‘Indices of Multiple Deprivation’ (IMD) are used as a measurement for deprivation within a community, city or local authority( 1 ). The area with the most deprivation, will have a rank of 1 or ‘first‘( 1 ). Whilst previous studies have investigated the associations between deprivation and unhealthy diets( 2 ), and with childhood overweight and obesity( 3 ), the connection with knowledge of food and nutrition has received less attention. The CHANGE! Project (Children's Health, Activity, and Nutrition: Get Educated!), involving Year 6 children (n = 290 total; n = 138 intervention; n = 152 control) in Wigan, aimed to promote the benefits of healthy eating and physical activity, by making small behavioural changes to lifestyle. A 20-week teaching programme, adapted from the Planet Health( 4 , 5 ) resources, was delivered by teachers in the intervention schools after the baseline (BL) data collection was completed.
Residential postcode information was collected for each participant at BL and post-intervention (PI). The participants' individual postcodes were converted to IMD scores using GeoConvert( 6 ). These scores were ranked and stratified into quartiles. The participants also completed a validated food knowledge questionnaire( 7 ) at each data collection point. A total food knowledge score was calculated for each participant at each point, with a possible maximum score of 59. At BL, there was a significant difference between the mean total food knowledge scores of those participants from the areas of lowest deprivation in Wigan (score = 30·41) who scored higher than those from the areas of highest deprivation (score = 25·38) (p = 0·024).
* (1·00>4·00; p = 0·024), †(p = 0·001), ††(p = 0·001).
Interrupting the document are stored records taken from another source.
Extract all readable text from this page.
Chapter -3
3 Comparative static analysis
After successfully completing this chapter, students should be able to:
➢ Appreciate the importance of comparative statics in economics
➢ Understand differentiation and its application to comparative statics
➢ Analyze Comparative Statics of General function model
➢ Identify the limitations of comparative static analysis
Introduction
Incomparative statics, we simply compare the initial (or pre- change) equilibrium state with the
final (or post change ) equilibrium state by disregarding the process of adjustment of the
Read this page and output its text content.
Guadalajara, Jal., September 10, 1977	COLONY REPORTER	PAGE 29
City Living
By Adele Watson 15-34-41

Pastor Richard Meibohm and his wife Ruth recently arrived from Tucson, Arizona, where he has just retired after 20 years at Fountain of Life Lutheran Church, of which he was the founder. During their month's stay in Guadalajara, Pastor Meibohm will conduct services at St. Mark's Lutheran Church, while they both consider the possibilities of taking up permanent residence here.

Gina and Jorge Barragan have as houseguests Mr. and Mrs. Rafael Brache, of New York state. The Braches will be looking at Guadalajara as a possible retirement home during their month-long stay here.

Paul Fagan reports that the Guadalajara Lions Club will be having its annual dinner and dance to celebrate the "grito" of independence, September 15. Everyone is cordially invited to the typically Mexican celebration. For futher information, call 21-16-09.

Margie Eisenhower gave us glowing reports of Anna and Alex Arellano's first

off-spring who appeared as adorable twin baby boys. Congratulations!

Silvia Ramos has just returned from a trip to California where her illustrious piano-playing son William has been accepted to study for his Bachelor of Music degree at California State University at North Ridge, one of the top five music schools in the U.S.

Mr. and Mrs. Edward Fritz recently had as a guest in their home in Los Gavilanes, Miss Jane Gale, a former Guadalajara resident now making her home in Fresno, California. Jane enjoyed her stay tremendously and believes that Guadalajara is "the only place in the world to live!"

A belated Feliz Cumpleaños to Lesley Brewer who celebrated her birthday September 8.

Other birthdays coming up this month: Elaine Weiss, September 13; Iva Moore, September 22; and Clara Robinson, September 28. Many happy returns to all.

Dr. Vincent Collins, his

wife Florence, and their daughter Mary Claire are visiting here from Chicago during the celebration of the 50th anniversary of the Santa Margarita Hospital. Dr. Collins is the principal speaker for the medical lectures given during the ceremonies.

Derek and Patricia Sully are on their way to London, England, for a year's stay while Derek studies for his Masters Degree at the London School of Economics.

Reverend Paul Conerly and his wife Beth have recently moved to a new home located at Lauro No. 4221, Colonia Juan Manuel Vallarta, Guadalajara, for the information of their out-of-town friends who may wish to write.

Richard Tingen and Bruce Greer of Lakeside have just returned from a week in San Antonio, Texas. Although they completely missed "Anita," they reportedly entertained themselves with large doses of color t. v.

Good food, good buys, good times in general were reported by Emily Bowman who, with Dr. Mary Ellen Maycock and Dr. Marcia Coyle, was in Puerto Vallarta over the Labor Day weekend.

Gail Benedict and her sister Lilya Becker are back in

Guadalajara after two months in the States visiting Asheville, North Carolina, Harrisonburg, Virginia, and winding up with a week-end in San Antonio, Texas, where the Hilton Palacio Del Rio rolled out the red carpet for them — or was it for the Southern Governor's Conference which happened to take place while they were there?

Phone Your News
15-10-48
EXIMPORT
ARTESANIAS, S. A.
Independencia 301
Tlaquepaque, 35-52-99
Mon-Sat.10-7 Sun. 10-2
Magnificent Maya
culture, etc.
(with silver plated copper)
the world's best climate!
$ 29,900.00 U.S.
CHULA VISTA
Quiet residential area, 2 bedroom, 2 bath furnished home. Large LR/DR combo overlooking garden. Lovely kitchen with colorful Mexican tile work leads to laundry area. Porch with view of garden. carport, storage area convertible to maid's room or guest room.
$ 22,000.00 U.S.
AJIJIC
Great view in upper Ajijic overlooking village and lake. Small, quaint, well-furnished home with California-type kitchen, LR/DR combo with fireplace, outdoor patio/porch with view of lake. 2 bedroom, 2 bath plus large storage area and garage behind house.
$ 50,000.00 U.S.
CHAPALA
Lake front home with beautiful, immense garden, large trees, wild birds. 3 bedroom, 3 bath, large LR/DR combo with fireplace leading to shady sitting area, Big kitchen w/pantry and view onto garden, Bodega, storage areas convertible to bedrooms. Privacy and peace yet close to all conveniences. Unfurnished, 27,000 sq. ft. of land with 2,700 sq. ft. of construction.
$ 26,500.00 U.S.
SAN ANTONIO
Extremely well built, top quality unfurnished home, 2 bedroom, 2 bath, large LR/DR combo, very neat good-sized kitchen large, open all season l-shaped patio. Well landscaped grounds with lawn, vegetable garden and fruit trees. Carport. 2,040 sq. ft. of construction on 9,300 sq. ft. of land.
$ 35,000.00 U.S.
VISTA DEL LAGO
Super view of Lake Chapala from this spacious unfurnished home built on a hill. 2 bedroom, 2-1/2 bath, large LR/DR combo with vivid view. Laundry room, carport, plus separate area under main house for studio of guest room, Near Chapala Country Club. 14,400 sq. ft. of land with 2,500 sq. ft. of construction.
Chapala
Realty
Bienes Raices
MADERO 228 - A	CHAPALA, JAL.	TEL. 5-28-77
At PI, there was an increase in mean total food knowledge scores for all IMD score quartiles but there were no significant differences between the groups (p = 0·702). The mean scores significantly increased however between BL and PI for groups 2·00 (p = 0·001)and 4·00 (p = 0·001). The mean scores at PI may potentially have been influenced by exposure to the questionnaire at BL. The increases in scores for the participants from the areas of highest deprivation were potentially influenced by the high percentage of intervention children in this group, who had received the teaching programme. Additionally, all mean scores, at BL and PI, were significantly different to the possible maximum score of 59 (p = 0·000). These results demonstrate that deprivation does not necessarily preclude individuals from knowledge about food or nutrition. It is possible that there was a positive effect of the CHANGE! teaching programme, on the fourth quartile of participants.